Yukarıdaki satırlar bir önceki yazımızın giriş bölümünden alınma. O satırlarda belirtilen, 6’lı Masa’nın altına “odun taşıyanları” irdelemek amacıyla başlayan yazı, zorunluktan masanın kuruluşuna ilişkin bilgilendirmelere yönelince yerimiz bitmiş, bugüne sarkmıştı.

***

Masayı oluşturan 6 parti liderinin ön görüşmelerinin ardında yapılan çalışmalarla hazırlanan ilk deklarasyon ile resmiyet kazandı. Şubat ayındaki bu resmiyet, hedefleri açıklayan protokol maddeleriyle de kamuoyunun gündemine girdi. Neydi o protokolün hedefleri? Özetle şöyle;

“Yeni bir Anayasa hazırlığı, buna uygun yasa çalışmaları, şu andaki sistemde yok edilen kurum ve kuruluşların revize edilmesi, Yargı sisteminin düzenlenmesi, demokratik ve laik Cumhuriyet ilkelerini önemseyen bir anlayışın ifadesi.”

Ve bunu gerçekleştirecek “Güçlendirilmiş Parlamenter Sisteme” dönülmesi.


Sağlam Masa!..

Görünen o ki, 6’lı Masa, ilk anlarda Cumhur İttifakı tarafından çok da önemsenmedi, küçümsendi.

-Bunlar 6 benzemez. Tutmaz, olmaz!..

Bu anlamda “6 benzemez ile oynanan (poker) kumar masasına” göndermede bulunulmuştu sözüm ona!
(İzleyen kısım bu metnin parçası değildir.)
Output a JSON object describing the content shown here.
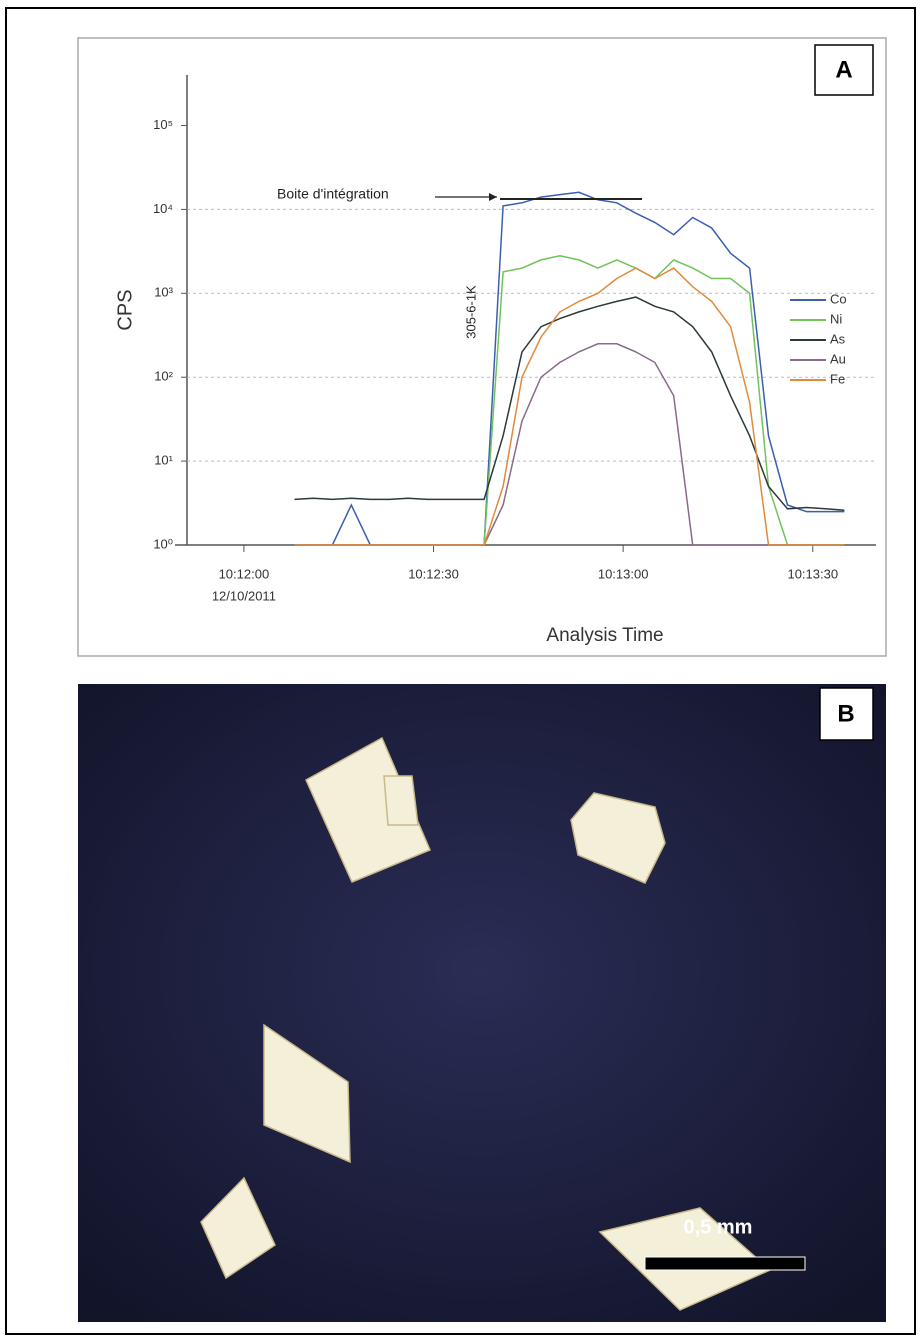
{
  "chart_data": {
    "type": "line",
    "yscale": "log",
    "grid": true,
    "legend": "right",
    "xlabel": "Analysis Time",
    "ylabel": "CPS",
    "x_date": "12/10/2011",
    "annotations": [
      "Boite d'intégration",
      "305-6-1K"
    ],
    "xlim": [
      "10:11:51",
      "10:13:40"
    ],
    "xticks": [
      "10:12:00",
      "10:12:30",
      "10:13:00",
      "10:13:30"
    ],
    "ylim": [
      1,
      400000
    ],
    "yticks": [
      {
        "value": 1,
        "label": "10⁰"
      },
      {
        "value": 10,
        "label": "10¹"
      },
      {
        "value": 100,
        "label": "10²"
      },
      {
        "value": 1000,
        "label": "10³"
      },
      {
        "value": 10000,
        "label": "10⁴"
      },
      {
        "value": 100000,
        "label": "10⁵"
      }
    ],
    "x": [
      "10:12:08",
      "10:12:11",
      "10:12:14",
      "10:12:17",
      "10:12:20",
      "10:12:23",
      "10:12:26",
      "10:12:29",
      "10:12:32",
      "10:12:35",
      "10:12:38",
      "10:12:41",
      "10:12:44",
      "10:12:47",
      "10:12:50",
      "10:12:53",
      "10:12:56",
      "10:12:59",
      "10:13:02",
      "10:13:05",
      "10:13:08",
      "10:13:11",
      "10:13:14",
      "10:13:17",
      "10:13:20",
      "10:13:23",
      "10:13:26",
      "10:13:29",
      "10:13:32",
      "10:13:35"
    ],
    "series": [
      {
        "name": "Co",
        "color": "#3a5fb0",
        "values": [
          1,
          1,
          1,
          3,
          1,
          1,
          1,
          1,
          1,
          1,
          1,
          11000,
          12000,
          14000,
          15000,
          16000,
          13000,
          12000,
          9000,
          7000,
          5000,
          8000,
          6000,
          3000,
          2000,
          20,
          3,
          2.5,
          2.5,
          2.5
        ]
      },
      {
        "name": "Ni",
        "color": "#6fc35a",
        "values": [
          1,
          1,
          1,
          1,
          1,
          1,
          1,
          1,
          1,
          1,
          1,
          1800,
          2000,
          2500,
          2800,
          2500,
          2000,
          2500,
          2000,
          1500,
          2500,
          2000,
          1500,
          1500,
          1000,
          5,
          1,
          1,
          1,
          1
        ]
      },
      {
        "name": "As",
        "color": "#2b3a3a",
        "values": [
          3.5,
          3.6,
          3.5,
          3.6,
          3.5,
          3.5,
          3.6,
          3.5,
          3.5,
          3.5,
          3.5,
          20,
          200,
          400,
          500,
          600,
          700,
          800,
          900,
          700,
          600,
          400,
          200,
          60,
          20,
          5,
          2.7,
          2.8,
          2.7,
          2.6
        ]
      },
      {
        "name": "Au",
        "color": "#8a6a8a",
        "values": [
          1,
          1,
          1,
          1,
          1,
          1,
          1,
          1,
          1,
          1,
          1,
          3,
          30,
          100,
          150,
          200,
          250,
          250,
          200,
          150,
          60,
          1,
          1,
          1,
          1,
          1,
          1,
          1,
          1,
          1
        ]
      },
      {
        "name": "Fe",
        "color": "#e08a3a",
        "values": [
          1,
          1,
          1,
          1,
          1,
          1,
          1,
          1,
          1,
          1,
          1,
          5,
          100,
          300,
          600,
          800,
          1000,
          1500,
          2000,
          1500,
          2000,
          1200,
          800,
          400,
          50,
          1,
          1,
          1,
          1,
          1
        ]
      }
    ]
  },
  "panel_labels": [
    "A",
    "B"
  ],
  "image": {
    "scale_bar_label": "0,5 mm"
  }
}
Tayyip ve Devlet beylerin değerlendirmeleri pek de haksız sayılmazdı. Kökleri, kökenleri. Geçmişten gelen tabanları, programları farkları partilerdi gerçekten. Ancak onları masada buluşturan, 20 yıllık AKP iktidarı ve son 7-8 senesinde onu destekleyen,  MHP anlayışının ülkeyi getirdiği yerdi.

***

O “yeri” de özetleyelim:

-Her anlamda, ama özellikle yargı sisteminin tümden iktidarın denetimine sokulması, Anayasa Mahkemesi kararlarına karşı kimi mahkemelerin aldığı “yok hükmünde” kararları. 

-Temel hak ve özgürlüklerin yasa ve kararnamelerle tırpanlanması, Avrupa İnsan Hakları Mahkemesi kararlarının uygulanamaz hale getirilmesi.
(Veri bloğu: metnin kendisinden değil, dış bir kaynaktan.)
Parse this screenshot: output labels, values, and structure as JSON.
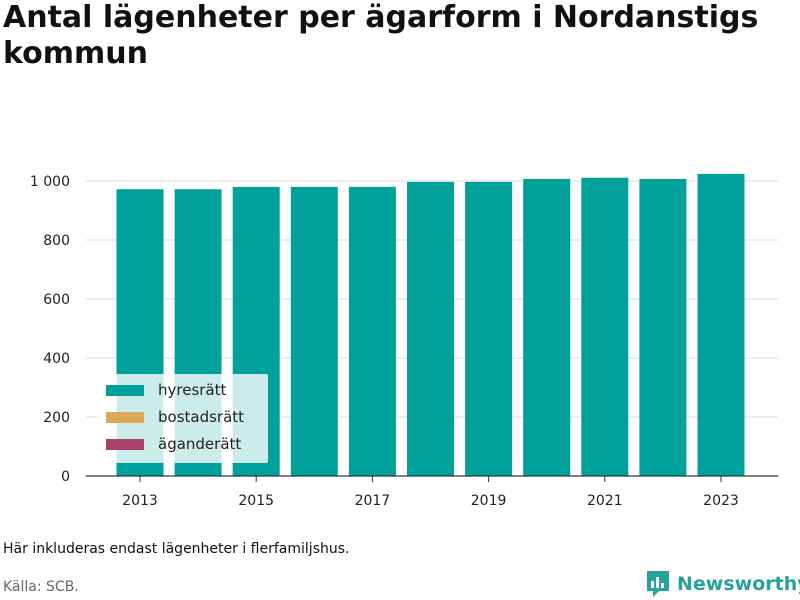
{
  "chart_data": {
    "type": "bar",
    "title": "Antal lägenheter per ägarform i Nordanstigs kommun",
    "categories": [
      "2013",
      "2014",
      "2015",
      "2016",
      "2017",
      "2018",
      "2019",
      "2020",
      "2021",
      "2022",
      "2023"
    ],
    "x_tick_labels": [
      "2013",
      "2015",
      "2017",
      "2019",
      "2021",
      "2023"
    ],
    "series": [
      {
        "name": "hyresrätt",
        "color": "#00a19a",
        "values": [
          972,
          972,
          980,
          980,
          980,
          997,
          997,
          1007,
          1011,
          1007,
          1024
        ]
      },
      {
        "name": "bostadsrätt",
        "color": "#d9a95c",
        "values": [
          0,
          0,
          0,
          0,
          0,
          0,
          0,
          0,
          0,
          0,
          0
        ]
      },
      {
        "name": "äganderätt",
        "color": "#a8416a",
        "values": [
          0,
          0,
          0,
          0,
          0,
          0,
          0,
          0,
          0,
          0,
          0
        ]
      }
    ],
    "ylim": [
      0,
      1000
    ],
    "y_ticks": [
      0,
      200,
      400,
      600,
      800,
      1000
    ],
    "y_tick_labels": [
      "0",
      "200",
      "400",
      "600",
      "800",
      "1 000"
    ],
    "grid": true,
    "legend_position": "bottom-left"
  },
  "note": "Här inkluderas endast lägenheter i flerfamiljshus.",
  "source": "Källa: SCB.",
  "brand": {
    "name": "Newsworthy",
    "color": "#27a39b",
    "icon": "newsworthy-logo-icon"
  }
}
-Halkın haber alma özgürlüğüne getirilen kısıtlamalar, Onu yerine getirmeye çalışan medya emekçilerinin soruşturmalara uğramaları ve hapse atılması ve nihayet sansür yasağı.
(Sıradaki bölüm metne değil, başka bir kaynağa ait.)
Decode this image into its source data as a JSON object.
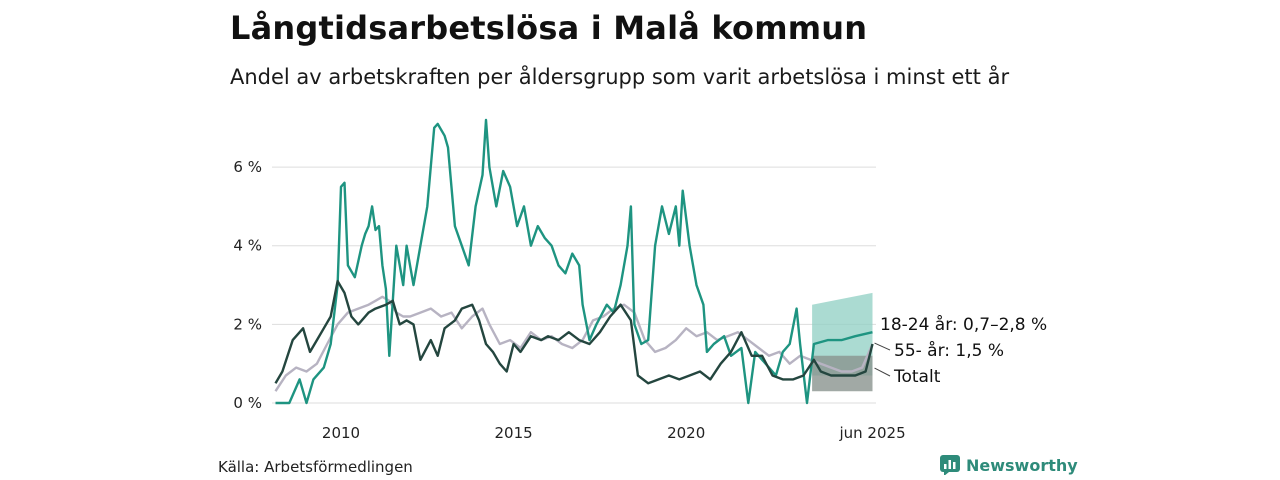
{
  "title": "Långtidsarbetslösa i Malå kommun",
  "subtitle": "Andel av arbetskraften per åldersgrupp som varit arbetslösa i minst ett år",
  "source": "Källa: Arbetsförmedlingen",
  "brand": {
    "name": "Newsworthy",
    "icon": "newsworthy-logo-icon"
  },
  "colors": {
    "youth": "#1e9481",
    "senior": "#b7b3c2",
    "total": "#24463f",
    "youth_band": "#8fcfc3",
    "total_band": "#8a938f",
    "grid": "#dddddd"
  },
  "chart_data": {
    "type": "line",
    "title": "Långtidsarbetslösa i Malå kommun",
    "subtitle": "Andel av arbetskraften per åldersgrupp som varit arbetslösa i minst ett år",
    "xlabel": "",
    "ylabel": "",
    "ylim": [
      0,
      7.3
    ],
    "xlim": [
      2008.0,
      2025.5
    ],
    "grid": true,
    "y_ticks": [
      {
        "value": 0,
        "label": "0 %"
      },
      {
        "value": 2,
        "label": "2 %"
      },
      {
        "value": 4,
        "label": "4 %"
      },
      {
        "value": 6,
        "label": "6 %"
      }
    ],
    "x_ticks": [
      {
        "value": 2010,
        "label": "2010"
      },
      {
        "value": 2015,
        "label": "2015"
      },
      {
        "value": 2020,
        "label": "2020"
      },
      {
        "value": 2025.4,
        "label": "jun 2025"
      }
    ],
    "series": [
      {
        "key": "senior",
        "name": "55- år",
        "end_label": "55- år: 1,5 %",
        "points": [
          [
            2008.1,
            0.3
          ],
          [
            2008.4,
            0.7
          ],
          [
            2008.7,
            0.9
          ],
          [
            2009.0,
            0.8
          ],
          [
            2009.3,
            1.0
          ],
          [
            2009.6,
            1.5
          ],
          [
            2009.9,
            2.0
          ],
          [
            2010.2,
            2.3
          ],
          [
            2010.5,
            2.4
          ],
          [
            2010.8,
            2.5
          ],
          [
            2011.0,
            2.6
          ],
          [
            2011.2,
            2.7
          ],
          [
            2011.4,
            2.6
          ],
          [
            2011.6,
            2.3
          ],
          [
            2011.8,
            2.2
          ],
          [
            2012.0,
            2.2
          ],
          [
            2012.3,
            2.3
          ],
          [
            2012.6,
            2.4
          ],
          [
            2012.9,
            2.2
          ],
          [
            2013.2,
            2.3
          ],
          [
            2013.5,
            1.9
          ],
          [
            2013.8,
            2.2
          ],
          [
            2014.1,
            2.4
          ],
          [
            2014.3,
            2.0
          ],
          [
            2014.6,
            1.5
          ],
          [
            2014.9,
            1.6
          ],
          [
            2015.2,
            1.4
          ],
          [
            2015.5,
            1.8
          ],
          [
            2015.8,
            1.6
          ],
          [
            2016.1,
            1.7
          ],
          [
            2016.4,
            1.5
          ],
          [
            2016.7,
            1.4
          ],
          [
            2017.0,
            1.6
          ],
          [
            2017.3,
            2.1
          ],
          [
            2017.6,
            2.2
          ],
          [
            2017.9,
            2.4
          ],
          [
            2018.2,
            2.5
          ],
          [
            2018.5,
            2.3
          ],
          [
            2018.8,
            1.6
          ],
          [
            2019.1,
            1.3
          ],
          [
            2019.4,
            1.4
          ],
          [
            2019.7,
            1.6
          ],
          [
            2020.0,
            1.9
          ],
          [
            2020.3,
            1.7
          ],
          [
            2020.6,
            1.8
          ],
          [
            2020.9,
            1.6
          ],
          [
            2021.2,
            1.7
          ],
          [
            2021.5,
            1.8
          ],
          [
            2021.8,
            1.6
          ],
          [
            2022.1,
            1.4
          ],
          [
            2022.4,
            1.2
          ],
          [
            2022.7,
            1.3
          ],
          [
            2023.0,
            1.0
          ],
          [
            2023.3,
            1.2
          ],
          [
            2023.6,
            1.1
          ],
          [
            2023.9,
            1.0
          ],
          [
            2024.2,
            0.9
          ],
          [
            2024.5,
            0.8
          ],
          [
            2024.8,
            0.8
          ],
          [
            2025.1,
            0.9
          ],
          [
            2025.4,
            1.5
          ]
        ]
      },
      {
        "key": "youth",
        "name": "18-24 år",
        "end_label": "18-24 år: 0,7–2,8 %",
        "points": [
          [
            2008.1,
            0.0
          ],
          [
            2008.5,
            0.0
          ],
          [
            2008.8,
            0.6
          ],
          [
            2009.0,
            0.0
          ],
          [
            2009.2,
            0.6
          ],
          [
            2009.5,
            0.9
          ],
          [
            2009.7,
            1.5
          ],
          [
            2009.9,
            3.0
          ],
          [
            2010.0,
            5.5
          ],
          [
            2010.1,
            5.6
          ],
          [
            2010.2,
            3.5
          ],
          [
            2010.4,
            3.2
          ],
          [
            2010.6,
            4.0
          ],
          [
            2010.7,
            4.3
          ],
          [
            2010.8,
            4.5
          ],
          [
            2010.9,
            5.0
          ],
          [
            2011.0,
            4.4
          ],
          [
            2011.1,
            4.5
          ],
          [
            2011.2,
            3.5
          ],
          [
            2011.3,
            2.9
          ],
          [
            2011.4,
            1.2
          ],
          [
            2011.6,
            4.0
          ],
          [
            2011.8,
            3.0
          ],
          [
            2011.9,
            4.0
          ],
          [
            2012.1,
            3.0
          ],
          [
            2012.3,
            4.0
          ],
          [
            2012.5,
            5.0
          ],
          [
            2012.7,
            7.0
          ],
          [
            2012.8,
            7.1
          ],
          [
            2013.0,
            6.8
          ],
          [
            2013.1,
            6.5
          ],
          [
            2013.3,
            4.5
          ],
          [
            2013.5,
            4.0
          ],
          [
            2013.7,
            3.5
          ],
          [
            2013.9,
            5.0
          ],
          [
            2014.1,
            5.8
          ],
          [
            2014.2,
            7.2
          ],
          [
            2014.3,
            6.0
          ],
          [
            2014.5,
            5.0
          ],
          [
            2014.7,
            5.9
          ],
          [
            2014.9,
            5.5
          ],
          [
            2015.1,
            4.5
          ],
          [
            2015.3,
            5.0
          ],
          [
            2015.5,
            4.0
          ],
          [
            2015.7,
            4.5
          ],
          [
            2015.9,
            4.2
          ],
          [
            2016.1,
            4.0
          ],
          [
            2016.3,
            3.5
          ],
          [
            2016.5,
            3.3
          ],
          [
            2016.7,
            3.8
          ],
          [
            2016.9,
            3.5
          ],
          [
            2017.0,
            2.5
          ],
          [
            2017.2,
            1.6
          ],
          [
            2017.4,
            2.0
          ],
          [
            2017.7,
            2.5
          ],
          [
            2017.9,
            2.3
          ],
          [
            2018.1,
            3.0
          ],
          [
            2018.3,
            4.0
          ],
          [
            2018.4,
            5.0
          ],
          [
            2018.5,
            2.0
          ],
          [
            2018.7,
            1.5
          ],
          [
            2018.9,
            1.6
          ],
          [
            2019.1,
            4.0
          ],
          [
            2019.3,
            5.0
          ],
          [
            2019.5,
            4.3
          ],
          [
            2019.7,
            5.0
          ],
          [
            2019.8,
            4.0
          ],
          [
            2019.9,
            5.4
          ],
          [
            2020.1,
            4.0
          ],
          [
            2020.3,
            3.0
          ],
          [
            2020.5,
            2.5
          ],
          [
            2020.6,
            1.3
          ],
          [
            2020.8,
            1.5
          ],
          [
            2021.1,
            1.7
          ],
          [
            2021.3,
            1.2
          ],
          [
            2021.6,
            1.4
          ],
          [
            2021.8,
            0.0
          ],
          [
            2022.0,
            1.3
          ],
          [
            2022.3,
            1.0
          ],
          [
            2022.6,
            0.7
          ],
          [
            2022.8,
            1.3
          ],
          [
            2023.0,
            1.5
          ],
          [
            2023.2,
            2.4
          ],
          [
            2023.3,
            1.5
          ],
          [
            2023.5,
            0.0
          ],
          [
            2023.7,
            1.5
          ],
          [
            2024.1,
            1.6
          ],
          [
            2024.5,
            1.6
          ],
          [
            2024.9,
            1.7
          ],
          [
            2025.4,
            1.8
          ]
        ]
      },
      {
        "key": "total",
        "name": "Totalt",
        "end_label": "Totalt",
        "points": [
          [
            2008.1,
            0.5
          ],
          [
            2008.3,
            0.8
          ],
          [
            2008.6,
            1.6
          ],
          [
            2008.9,
            1.9
          ],
          [
            2009.1,
            1.3
          ],
          [
            2009.3,
            1.6
          ],
          [
            2009.5,
            1.9
          ],
          [
            2009.7,
            2.2
          ],
          [
            2009.9,
            3.1
          ],
          [
            2010.1,
            2.8
          ],
          [
            2010.3,
            2.2
          ],
          [
            2010.5,
            2.0
          ],
          [
            2010.8,
            2.3
          ],
          [
            2011.0,
            2.4
          ],
          [
            2011.3,
            2.5
          ],
          [
            2011.5,
            2.6
          ],
          [
            2011.7,
            2.0
          ],
          [
            2011.9,
            2.1
          ],
          [
            2012.1,
            2.0
          ],
          [
            2012.3,
            1.1
          ],
          [
            2012.6,
            1.6
          ],
          [
            2012.8,
            1.2
          ],
          [
            2013.0,
            1.9
          ],
          [
            2013.3,
            2.1
          ],
          [
            2013.5,
            2.4
          ],
          [
            2013.8,
            2.5
          ],
          [
            2014.0,
            2.1
          ],
          [
            2014.2,
            1.5
          ],
          [
            2014.4,
            1.3
          ],
          [
            2014.6,
            1.0
          ],
          [
            2014.8,
            0.8
          ],
          [
            2015.0,
            1.5
          ],
          [
            2015.2,
            1.3
          ],
          [
            2015.5,
            1.7
          ],
          [
            2015.8,
            1.6
          ],
          [
            2016.0,
            1.7
          ],
          [
            2016.3,
            1.6
          ],
          [
            2016.6,
            1.8
          ],
          [
            2016.9,
            1.6
          ],
          [
            2017.2,
            1.5
          ],
          [
            2017.5,
            1.8
          ],
          [
            2017.8,
            2.2
          ],
          [
            2018.1,
            2.5
          ],
          [
            2018.4,
            2.1
          ],
          [
            2018.6,
            0.7
          ],
          [
            2018.9,
            0.5
          ],
          [
            2019.2,
            0.6
          ],
          [
            2019.5,
            0.7
          ],
          [
            2019.8,
            0.6
          ],
          [
            2020.1,
            0.7
          ],
          [
            2020.4,
            0.8
          ],
          [
            2020.7,
            0.6
          ],
          [
            2021.0,
            1.0
          ],
          [
            2021.3,
            1.3
          ],
          [
            2021.6,
            1.8
          ],
          [
            2021.9,
            1.2
          ],
          [
            2022.2,
            1.2
          ],
          [
            2022.5,
            0.7
          ],
          [
            2022.8,
            0.6
          ],
          [
            2023.1,
            0.6
          ],
          [
            2023.4,
            0.7
          ],
          [
            2023.7,
            1.1
          ],
          [
            2023.9,
            0.8
          ],
          [
            2024.2,
            0.7
          ],
          [
            2024.6,
            0.7
          ],
          [
            2024.9,
            0.7
          ],
          [
            2025.2,
            0.8
          ],
          [
            2025.4,
            1.5
          ]
        ]
      }
    ],
    "bands": [
      {
        "key": "youth",
        "x_start": 2023.65,
        "x_end": 2025.4,
        "low": 0.7,
        "high_start": 2.5,
        "high_end": 2.8
      },
      {
        "key": "total",
        "x_start": 2023.65,
        "x_end": 2025.4,
        "low": 0.3,
        "high_start": 1.2,
        "high_end": 1.2
      }
    ]
  }
}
Bütün bunların alt başlıkları da vardır kuşkusuz ama en önemlisi;

-Ekonominin bozulması!.

 geniş halk kitlerinin tüm emekçilerin, esnafın, tüccarın, çiftçinin  yoksulluk sarmalına itilmesi,  enflasyonda son 30 yıl örneklerinde zirvelere ulaşılması…



‘Kumar masasına oturmam!’

6’lı Masayı dağıtma çabalarına gelince…

Önceden ve halen baş hedef Cumhuriyet Halk Partisi ve Genel Başkanı Kemal Kılıçdaroğlu. PKK ve terör destekçiliğine, inanılmaz ama FETO’cülüğe  varan suçlama ve iftiralar!. 

Hakkını teslim edelim, bu “zırvalar” karşısında hem partisini hem de yaratıcısı olduğu masayı “sağlam tuttu” Kılıçdaroğlu.

İttifak’ın omurgasını oluşturan İYİ Parti Genel Başkanı Meral Akşener’de öyle…  Önce, ayrıldığı MHP’nin Genel Başkanı Devlet Bahçeli bir “tavsiyede” bulundu kendisine;

“-Bu işleri bırak, evine dön!”

Hangi evine, MHP’ye mi yoksa ev halkının yanına mı!

Aradan geçen bir süreden sonra AKP Genel Başkanı Erdoğan da katıldı “tavsiye” halkasına;

“-Masayı terk et, Cumhur’a katıl!”

Meral Hanımın yanıtı manidardı;

“-Kumar masasına oturmam!”

Sürecin devamında Saadet Partisi ve Genel Başkan Temel Karamollaoğlu vardı. Kendisini ilk önce Saray’da bir görüşmeye çağırdı, görüştüler. Temel Bey “Değişen bir anlayış görmedim” yanıtıyla tavrını açıkladı.



Tek Adam’lık örneği

Olmadı bu kez SP’nin bilmem ne divanı başkanı Oğuzhan Asiltürk’ün üzerinden gitmeye çalıştı, Karamollaoğlu “sağlam” durunca bu da akamete uğradı!..

Gelelim, AKP’den kopup partileşen iki eski yol arkadaşına. En çok da Genel Başkan ve Başbakan atadığı Ahmet Davutoğlu’na yüklenmeyi çeşitli eleştiri ve göndermelerle sürdürdü.

Son hedef de DEVA’nın kurucusu ve Genel Başkanı Ali Babacan oldu. Baktı kendisine pek yaklaşmıyor ve yüz vermiyor. O’na da “Seni kim getirdi o makamlara ya” deyiverdi!

“Tek adam” oluşun son örneklerinden biri gibi..

***

Uzunca bir yazı ile “6’lı Masa” özeti böyle.  Ve masada oturanlar, 1 yıla yaklaşan çalışmalarının somut örneklerini  birkaç gün sonra (28 Kasım) açıklamaya başlayacaklar.